3Shortly before Livingston resigned as secretary of foreign affairs, he asserted this position in a report to Congress on instructions to the U.S. negotiators (Adams, Franklin, and Jay) for a commercial treaty with Great Britain. JM served on the committee that considered and apparently tabled Livingston’s report. The commercial treaty was postponed for twelve years, and the Senate suspended the provisions of the Jay treaty’s twelfth article that concerned West Indies trade (Livingston, report on instructions to commissioners in France, 6 May 1783 [DNA: RG 360, Papers of the Continental Congress, item 47, pp. 275–76]; JM’s notes on debates, 6 May 1783, PJM description begins Robert A. Rutland et al., eds., The Papers of James Madison: Presidential Series (1 vol. to date; Charlottesville, Va., 1984—). description ends , 7:15 and n. 3).

4In the place of the next two sentences, Livingston wrote and partly crossed through in the draft: “If possible let an old patriot whose general character is known be fixed on in preference to some that without any pretentions founded on past services are weekly endeavouring to bring themselves forward. Whether Clintons health will permit him to seek it I know not as I have not seen him these five months. I own however that I think ⟨as to the choice?⟩ that the extream ⟨mutability of that?⟩ & his having been an antifederal are weighty objections. I write this in confidence as I know an ill use would be made of it here shd. it be known to any in our delegation.” In 1792 Republican George Clinton had won reelection as governor of New York by dubious means but lost the vice presidential election to John Adams. He later served as vice president in Jefferson’s second administration and JM’s first administration.

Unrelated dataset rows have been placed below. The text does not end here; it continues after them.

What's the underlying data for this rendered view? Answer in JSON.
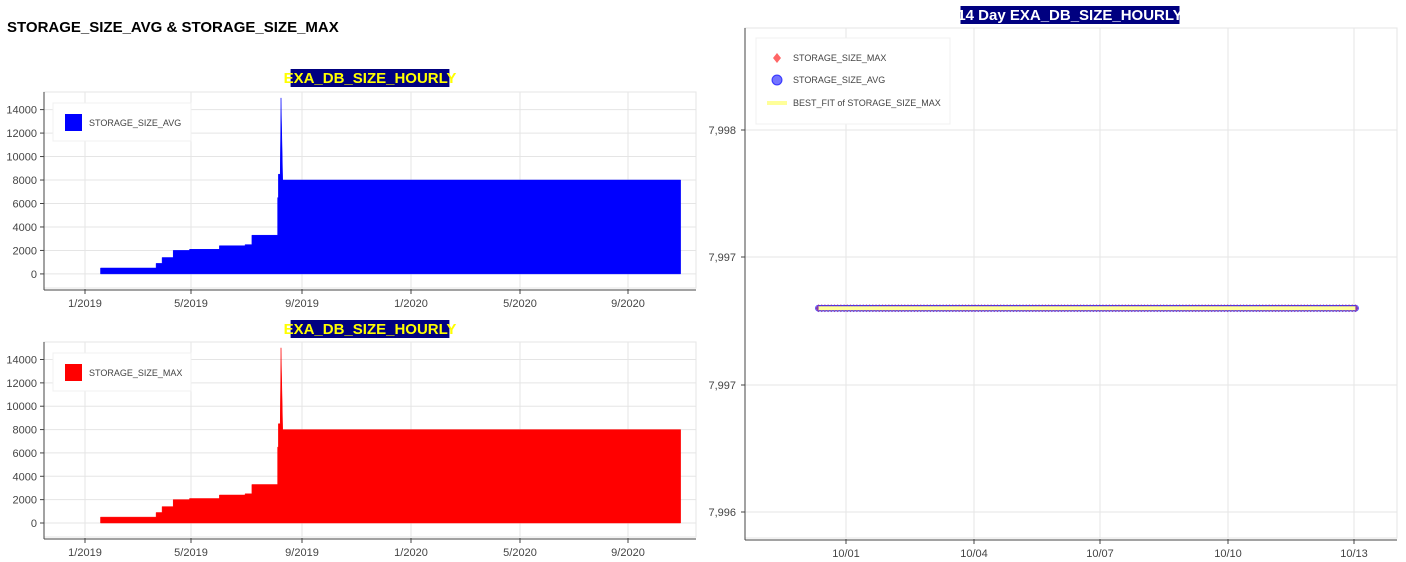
{
  "page_title": "STORAGE_SIZE_AVG & STORAGE_SIZE_MAX",
  "colors": {
    "avg": "#0000ff",
    "max": "#ff0000",
    "title_bg": "#000080",
    "title_fg": "#ffff00",
    "right_title_fg": "#ffffff",
    "fit": "#ffff99"
  },
  "chart_data": [
    {
      "id": "avg_chart",
      "type": "area",
      "title": "EXA_DB_SIZE_HOURLY",
      "xlabel": "",
      "ylabel": "",
      "x_ticks": [
        "1/2019",
        "5/2019",
        "9/2019",
        "1/2020",
        "5/2020",
        "9/2020"
      ],
      "y_ticks": [
        "0",
        "2000",
        "4000",
        "6000",
        "8000",
        "10000",
        "12000",
        "14000"
      ],
      "xlim": [
        "2018-10-01",
        "2020-11-01"
      ],
      "ylim": [
        -1200,
        15500
      ],
      "legend": {
        "placement": "top-left",
        "entries": [
          "STORAGE_SIZE_AVG"
        ]
      },
      "grid": true,
      "series": [
        {
          "name": "STORAGE_SIZE_AVG",
          "color": "#0000ff",
          "points": [
            [
              "2018-12-06",
              500
            ],
            [
              "2019-02-09",
              500
            ],
            [
              "2019-02-09",
              900
            ],
            [
              "2019-02-16",
              900
            ],
            [
              "2019-02-16",
              1400
            ],
            [
              "2019-03-01",
              1400
            ],
            [
              "2019-03-01",
              2000
            ],
            [
              "2019-03-20",
              2000
            ],
            [
              "2019-03-20",
              2100
            ],
            [
              "2019-04-24",
              2100
            ],
            [
              "2019-04-24",
              2400
            ],
            [
              "2019-05-24",
              2400
            ],
            [
              "2019-05-24",
              2500
            ],
            [
              "2019-06-01",
              2500
            ],
            [
              "2019-06-01",
              3300
            ],
            [
              "2019-07-01",
              3300
            ],
            [
              "2019-07-01",
              6500
            ],
            [
              "2019-07-02",
              6500
            ],
            [
              "2019-07-02",
              8500
            ],
            [
              "2019-07-04",
              8500
            ],
            [
              "2019-07-05",
              15000
            ],
            [
              "2019-07-07",
              8000
            ],
            [
              "2020-10-14",
              8000
            ]
          ]
        }
      ]
    },
    {
      "id": "max_chart",
      "type": "area",
      "title": "EXA_DB_SIZE_HOURLY",
      "xlabel": "",
      "ylabel": "",
      "x_ticks": [
        "1/2019",
        "5/2019",
        "9/2019",
        "1/2020",
        "5/2020",
        "9/2020"
      ],
      "y_ticks": [
        "0",
        "2000",
        "4000",
        "6000",
        "8000",
        "10000",
        "12000",
        "14000"
      ],
      "xlim": [
        "2018-10-01",
        "2020-11-01"
      ],
      "ylim": [
        -1200,
        15500
      ],
      "legend": {
        "placement": "top-left",
        "entries": [
          "STORAGE_SIZE_MAX"
        ]
      },
      "grid": true,
      "series": [
        {
          "name": "STORAGE_SIZE_MAX",
          "color": "#ff0000",
          "points": [
            [
              "2018-12-06",
              500
            ],
            [
              "2019-02-09",
              500
            ],
            [
              "2019-02-09",
              900
            ],
            [
              "2019-02-16",
              900
            ],
            [
              "2019-02-16",
              1400
            ],
            [
              "2019-03-01",
              1400
            ],
            [
              "2019-03-01",
              2000
            ],
            [
              "2019-03-20",
              2000
            ],
            [
              "2019-03-20",
              2100
            ],
            [
              "2019-04-24",
              2100
            ],
            [
              "2019-04-24",
              2400
            ],
            [
              "2019-05-24",
              2400
            ],
            [
              "2019-05-24",
              2500
            ],
            [
              "2019-06-01",
              2500
            ],
            [
              "2019-06-01",
              3300
            ],
            [
              "2019-07-01",
              3300
            ],
            [
              "2019-07-01",
              6500
            ],
            [
              "2019-07-02",
              6500
            ],
            [
              "2019-07-02",
              8500
            ],
            [
              "2019-07-04",
              8500
            ],
            [
              "2019-07-05",
              15000
            ],
            [
              "2019-07-07",
              8000
            ],
            [
              "2020-10-14",
              8000
            ]
          ]
        }
      ]
    },
    {
      "id": "scatter_chart",
      "type": "scatter",
      "title": "14 Day EXA_DB_SIZE_HOURLY",
      "xlabel": "",
      "ylabel": "",
      "x_ticks": [
        "10/01",
        "10/04",
        "10/07",
        "10/10",
        "10/13"
      ],
      "y_ticks": [
        "7,996",
        "7,997",
        "7,997",
        "7,998"
      ],
      "xlim": [
        "2020-09-27T12:00",
        "2020-10-14T12:00"
      ],
      "legend": {
        "placement": "top-left",
        "entries": [
          "STORAGE_SIZE_MAX",
          "STORAGE_SIZE_AVG",
          "BEST_FIT of STORAGE_SIZE_MAX"
        ]
      },
      "grid": true,
      "series": [
        {
          "name": "STORAGE_SIZE_MAX",
          "color": "#ff0000",
          "marker": "diamond",
          "x_start": "2020-09-29T10:00",
          "x_end": "2020-10-13T10:00",
          "hourly": true,
          "value": 7996.8
        },
        {
          "name": "STORAGE_SIZE_AVG",
          "color": "#0000ff",
          "marker": "circle",
          "x_start": "2020-09-29T10:00",
          "x_end": "2020-10-13T10:00",
          "hourly": true,
          "value": 7996.8
        },
        {
          "name": "BEST_FIT of STORAGE_SIZE_MAX",
          "color": "#ffff99",
          "marker": "line",
          "x_start": "2020-09-29T10:00",
          "x_end": "2020-10-13T10:00",
          "value": 7996.8
        }
      ]
    }
  ]
}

5This sentence is not included in the draft. The next sentence reads: “If you have any circumsta[n]tial knowledge on this subject it will be of use to let me know it.”

6In the place of the preceding sentence, Livingston wrote in the draft: “I much apprehend from the facility of his disposition & from some circumstance that I am told it ⟨will contrive?⟩ that he will be prevailed upon to suppress it. If he does I fear he will fix a lasting stigma on his character.”

7The preceding four sentences—concerning Livingston’s brother Edward—are not included in the draft.